С этого момента вопрос перешел из музыкальной плоскости в моральную, что даже вызвало появление редакционных статей в газетах. К моей радости, подавляющее большинство журналистов (процентов девяносто) поддержали право артиста откликнуться на желание публики, действовать вопреки запретам чиновников, вопреки правилам, спущенным сверху. Имея за спиной такую поддержку, на субботнем вечернем концерте я отважился на еще более дерзкий вызов. Зал снова был полон, снова после исполнения концерта слушатели неистово аплодировали. Но на этот раз я не позволил себе говорить с ними при посредстве скрипки — я произнес речь (ныне, уверен, я не поддался бы такому искушению). “Мне не позволяют играть на бис, — сказал я. — Скоро вам не разрешат аплодировать. Если бы Бах мог узнать о непоправимом уроне, который нанесла его двухминутная пьеса традициям и бюджету Нью-Йоркской филармонии, он бы глубоко опечалился. Несмотря на то что этими концертами, в отличие от концертов других великих оркестров, видимо, руководят внемузыкальные силы, я уверяю вас от имени моих коллег на сцене и от себя лично: мы любим вас и очень благодарны за ваш энтузиазм и поддержку. Вы можете аплодировать, когда вам захочется и сколько вздумается”. Диана отчитала меня за глупость этой речи, то же сделал и мой агент Курт Вейнхольд. Их огорчение удержало меня от каких бы то ни было демонстраций на последнем дневном воскресном концерте. Загремели овации. Они длились столько, сколько не мог бы продолжаться ни один мой бис. Несомненно, таково и было намерение публики.

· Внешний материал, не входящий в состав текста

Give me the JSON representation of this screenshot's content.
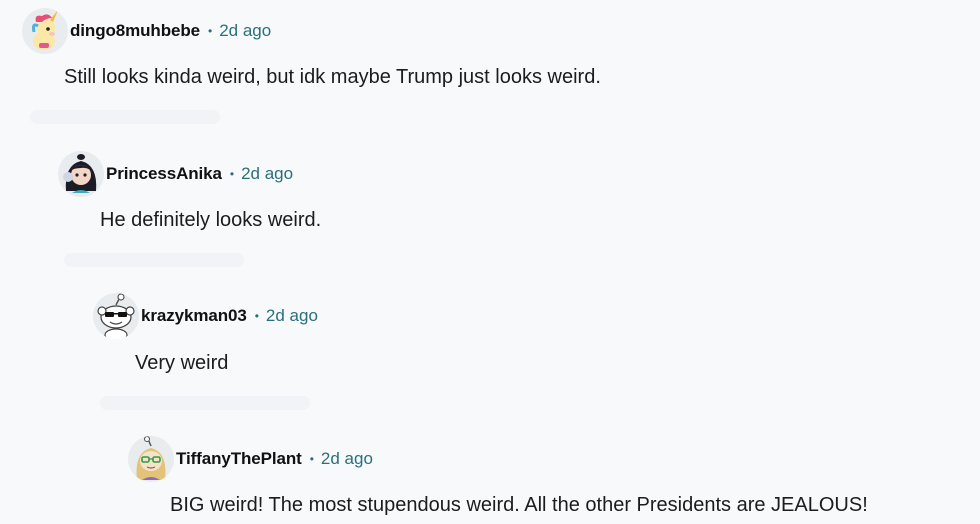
{
  "comments": [
    {
      "username": "dingo8muhbebe",
      "separator": "•",
      "time": "2d ago",
      "body": "Still looks kinda weird, but idk maybe Trump just looks weird.",
      "avatar": "unicorn-avatar-icon"
    },
    {
      "username": "PrincessAnika",
      "separator": "•",
      "time": "2d ago",
      "body": "He definitely looks weird.",
      "avatar": "dark-haired-avatar-icon"
    },
    {
      "username": "krazykman03",
      "separator": "•",
      "time": "2d ago",
      "body": "Very weird",
      "avatar": "sunglasses-snoo-avatar-icon"
    },
    {
      "username": "TiffanyThePlant",
      "separator": "•",
      "time": "2d ago",
      "body": "BIG weird! The most stupendous weird. All the other Presidents are JEALOUS!",
      "avatar": "glasses-blonde-avatar-icon"
    }
  ],
  "colors": {
    "background": "#f8f9fb",
    "username": "#111111",
    "timestamp": "#2a6f7a",
    "body_text": "#1c1c1c"
  }
}
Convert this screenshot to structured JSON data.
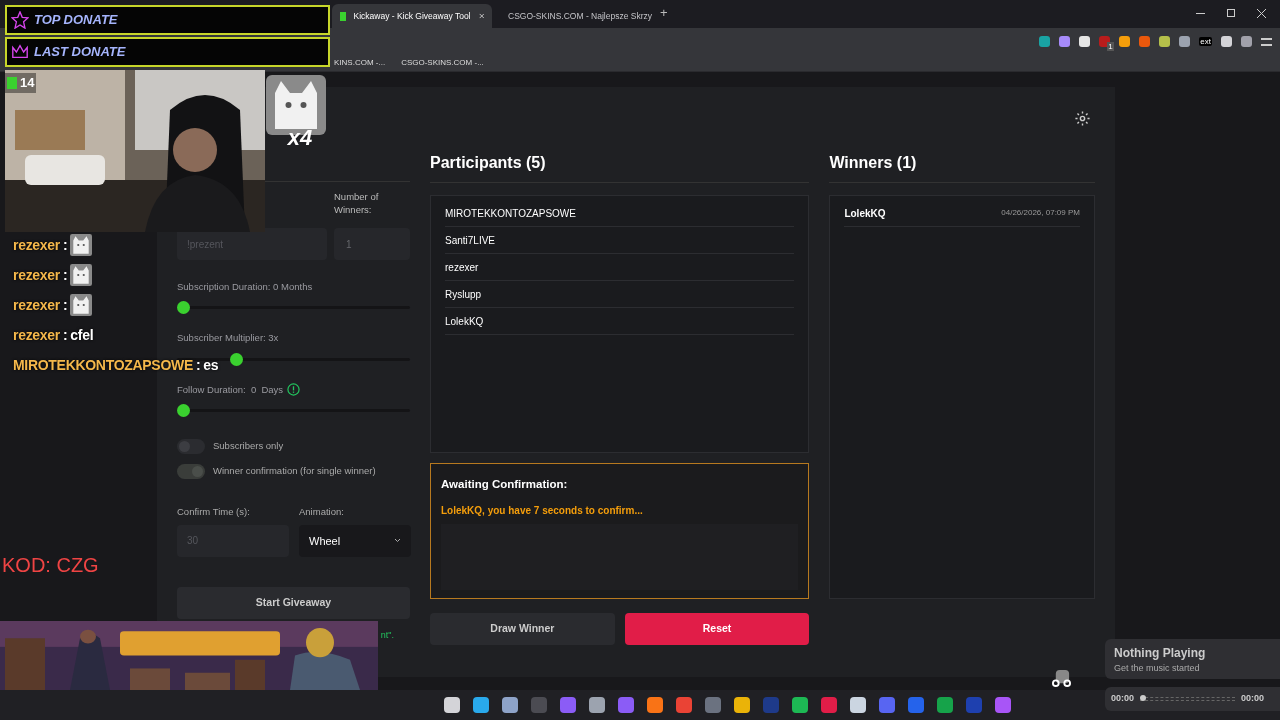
{
  "browser": {
    "tabs": [
      {
        "title": "Kickaway - Kick Giveaway Tool",
        "selected": true
      },
      {
        "title": "CSGO-SKINS.COM - Najlepsze Skrzy",
        "selected": false
      }
    ],
    "new_tab": "+",
    "extension_badge": "1",
    "extension_label": "ext",
    "bookmarks": [
      "KINS.COM -...",
      "CSGO-SKINS.COM -..."
    ]
  },
  "settings": {
    "winners_label": "Number of Winners:",
    "keyword_placeholder": "!prezent",
    "winners_value": "1",
    "sliders": [
      {
        "label": "Subscription Duration: 0 Months",
        "level": 0,
        "kind": "plain"
      },
      {
        "label": "Subscriber Multiplier: 3x",
        "level": 0.24,
        "kind": "plain"
      },
      {
        "label": "Follow Duration:  0  Days",
        "level": 0,
        "kind": "info"
      }
    ],
    "toggles": [
      {
        "label": "Subscribers only",
        "on": false
      },
      {
        "label": "Winner confirmation (for single winner)",
        "on": true
      }
    ],
    "confirm_label": "Confirm Time (s):",
    "confirm_placeholder": "30",
    "animation_label": "Animation:",
    "animation_value": "Wheel",
    "start_button": "Start Giveaway",
    "hint_fragment": "nt\"."
  },
  "participants": {
    "title": "Participants (5)",
    "names": [
      "MIROTEKKONTOZAPSOWE",
      "Santi7LIVE",
      "rezexer",
      "Ryslupp",
      "LolekKQ"
    ]
  },
  "confirmation": {
    "title": "Awaiting Confirmation:",
    "message": "LolekKQ, you have 7 seconds to confirm..."
  },
  "draw_button": "Draw Winner",
  "reset_button": "Reset",
  "winners": {
    "title": "Winners (1)",
    "items": [
      {
        "name": "LolekKQ",
        "time": "04/26/2026, 07:09 PM"
      }
    ]
  },
  "overlay": {
    "donations": [
      "TOP DONATE",
      "LAST DONATE"
    ],
    "viewers": "14",
    "emote_count": "x4",
    "chat": [
      {
        "user": "rezexer",
        "sep": ":",
        "kind": "emote"
      },
      {
        "user": "rezexer",
        "sep": ":",
        "kind": "emote"
      },
      {
        "user": "rezexer",
        "sep": ":",
        "kind": "emote"
      },
      {
        "user": "rezexer",
        "sep": ":",
        "kind": "text",
        "text": "cfel"
      },
      {
        "user": "MIROTEKKONTOZAPSOWE",
        "sep": ":",
        "kind": "text",
        "text": "es"
      }
    ],
    "code": "KOD: CZG",
    "media": {
      "title": "Nothing Playing",
      "subtitle": "Get the music started",
      "elapsed": "00:00",
      "total": "00:00",
      "level": 0
    }
  }
}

Как музыкант, я уверен, что искусство должно идти особыми национальными путями, если оно претендует на всеобщую значимость. Я с одобрением и интересом смотрю на культурные различия, даже малосущественные. У меня вызывает симпатию стремление сохранить свою особую культуру, которое настраивает баска против Мадрида, шотландца против Вестминстера, американского индейца — против Вашингтона. Несомненно, эти стремления законны и достойны. Но может ли конкретный человек отделить добро от зла, стремление к культурной автономии от желания навязать свой образ жизни соседям? Для меня — не еврея или американца, но человека, жившего во многих частях света, всю жизнь “наводившего мосты”, дружески связанного и с азиатами, и с африканцами, и с европейцами, и, конечно, с американцами — сознание исключительности, свойственное национализму, кажется удушающим. Оно мне представляется опасным, так как чревато для человека саморазрушением. Первое условие существования — это взаимозависимость, и не только на уровне человеческого общества; она присуща жизни вообще, включая человека и микроба, червя и ласточку — все, что движется, повинуясь ритмам жизни и смерти. В моем идеальном мире эта взаимозависимость выражается в страстном желании понять другого, в искренней симпатии, готовности прощать, которая есть свидетельство силы и в равной степени относится ко всем. Своим беспристрастным благородством она должна вызвать всеобщее доверие — как добрый доктор, который строг со своими пациентами, но лечит и святого, и грешника, и друга, и врага.